NAIROBI — Health Cabinet Secretary Aden Duale has “sharply” confronted former Deputy President Rigathi Gachagua, demanding concrete documentary proof over allegations of hidden ownership in companies linked to the controversial Social Health Authority (SHA) digitisation project or risk being labelled as resorting to ethnic division rather than facts.
In a public statement titled “Evidence or Ethnic Bigotry: A Challenge to Rigathi Gachagua,” CS Duale accused the former DP of failing to substantiate claims that he holds a 17% stake in Convergence Network Limited, one of the firms allegedly involved in a Sh104 billion IT infrastructure contract for Kenya’s healthcare digitisation under the SHA.
𝗘𝗩𝗜𝗗𝗘𝗡𝗖𝗘 𝗢𝗥 𝗘𝗧𝗛𝗡𝗜𝗖 𝗕𝗜𝗚𝗢𝗧𝗥𝗬: 𝗔 𝗖𝗛𝗔𝗟𝗟𝗘𝗡𝗚𝗘 𝗧𝗢 𝗥𝗜𝗚𝗔𝗧𝗛𝗜 𝗚𝗔𝗖𝗛𝗔𝗚𝗨𝗔 pic.twitter.com/i0SYdXcnF4
— Hon. Aden Duale, EGH (@HonAdenDuale) March 31, 2026
Duale repeatedly challenged Gachagua to produce the official CR12 certificate from the Business Registration Service, a single document that would list shareholders and directors and according to the CS, definitively clear his name.
“When a man has evidence, he produces it. When he has only bigotry, he hides behind ethnic slurs,” Duale declared.

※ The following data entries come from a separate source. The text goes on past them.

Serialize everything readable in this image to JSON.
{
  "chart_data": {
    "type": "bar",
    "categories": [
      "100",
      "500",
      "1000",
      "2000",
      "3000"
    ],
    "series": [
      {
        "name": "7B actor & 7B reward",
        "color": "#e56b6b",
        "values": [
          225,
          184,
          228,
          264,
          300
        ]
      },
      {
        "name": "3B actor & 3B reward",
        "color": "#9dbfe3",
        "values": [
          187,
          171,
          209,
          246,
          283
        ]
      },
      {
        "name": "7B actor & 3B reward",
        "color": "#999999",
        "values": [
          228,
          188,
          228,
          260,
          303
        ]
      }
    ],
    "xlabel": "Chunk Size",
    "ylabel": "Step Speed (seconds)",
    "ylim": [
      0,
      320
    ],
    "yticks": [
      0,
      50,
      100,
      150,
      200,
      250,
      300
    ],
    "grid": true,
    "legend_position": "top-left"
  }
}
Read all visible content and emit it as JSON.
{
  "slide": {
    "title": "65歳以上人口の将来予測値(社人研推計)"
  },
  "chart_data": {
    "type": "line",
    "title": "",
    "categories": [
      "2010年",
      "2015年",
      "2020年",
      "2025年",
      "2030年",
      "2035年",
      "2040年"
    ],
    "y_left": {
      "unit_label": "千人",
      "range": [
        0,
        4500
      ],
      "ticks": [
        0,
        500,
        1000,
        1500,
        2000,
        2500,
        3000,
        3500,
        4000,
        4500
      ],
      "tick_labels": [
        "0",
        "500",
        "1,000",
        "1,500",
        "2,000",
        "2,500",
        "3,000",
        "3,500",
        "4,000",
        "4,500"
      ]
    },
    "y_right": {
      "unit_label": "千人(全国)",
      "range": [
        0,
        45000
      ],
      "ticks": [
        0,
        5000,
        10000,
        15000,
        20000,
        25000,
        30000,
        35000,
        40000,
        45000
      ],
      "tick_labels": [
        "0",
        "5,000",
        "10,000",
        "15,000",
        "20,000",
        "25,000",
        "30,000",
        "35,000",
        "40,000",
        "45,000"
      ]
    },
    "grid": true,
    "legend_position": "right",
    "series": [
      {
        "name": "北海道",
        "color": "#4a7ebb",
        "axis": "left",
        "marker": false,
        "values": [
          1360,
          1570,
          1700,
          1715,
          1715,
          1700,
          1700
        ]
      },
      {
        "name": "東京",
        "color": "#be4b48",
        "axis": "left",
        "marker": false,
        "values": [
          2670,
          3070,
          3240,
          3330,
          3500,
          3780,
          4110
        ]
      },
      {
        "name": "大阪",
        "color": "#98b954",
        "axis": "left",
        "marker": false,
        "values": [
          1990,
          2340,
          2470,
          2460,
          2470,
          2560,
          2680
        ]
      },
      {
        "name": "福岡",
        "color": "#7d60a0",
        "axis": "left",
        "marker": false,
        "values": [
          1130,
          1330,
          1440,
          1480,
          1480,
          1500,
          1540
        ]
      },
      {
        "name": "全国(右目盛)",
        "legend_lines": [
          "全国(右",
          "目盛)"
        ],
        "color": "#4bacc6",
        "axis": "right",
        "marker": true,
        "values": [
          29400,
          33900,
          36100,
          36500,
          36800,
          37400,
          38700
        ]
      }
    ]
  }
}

He argued that Gachagua’s refusal to release the CR12 suggests the accusations are not rooted in verifiable corruption claims but in tribal arithmetic aimed at demonising Somali-Kenyan business success.
The dispute centres on a Safaricom-led consortium that includes Konvergenz Network Solutions and other partners for the Integrated Healthcare Information Technology System. Gachagua has alleged that Duale uses proxies, pointing specifically to director Abdullahi Abdi Sheikh of Konvergenz, citing their shared Somali ethnicity as “proof.” Duale dismissed this as “racial bookkeeping,” noting that Konvergenz was incorporated in 2014—long before the current controversy—and that Sheikh holds only a 5% stake through transparent, registered structures.
Cabinet Secretary for Health Aden Duale further referenced Gachagua’s earlier remarks in a Kiambu church linking the BBS Mall in Eastleigh—a major investment planned since 2009—to alleged fraud in Minnesota, USA. He described this as part of a pattern where Somali wealth is portrayed as inherently criminal, irrespective of timelines or documentation.
The Health CS defended the procurement process as a restricted tender under Section 114A of the Public Procurement Act, approved by the National Treasury, evaluated by a committee and recently upheld by the High Court despite Auditor General observations on procedural issues. No court has established fraud or concealed ownership, he emphasised. The arrangement is a lawful IT infrastructure contract not a direct Sh104 billion consortium award to run SHA operations as alleged.
Political analysts note the exchange highlights deepening fault lines in Kenya’s opposition politics. Health CS Aden Duale, however, framed the attacks as an attempt to “burn down bridges between communities” when cornered, drawing parallels to Gachagua’s past rhetoric against other groups.
Duale concluded by urging Gachagua to trace money trails and name companies with evidence rather than substitute document searches with ethnic profiling.
Kenyans await whether Gachagua will respond with the demanded CR12 or escalate the war of words. The episode underscores the delicate balance between legitimate scrutiny of public contracts and the temptation to exploit ethnic narratives in a diverse democracy of 45 million citizens.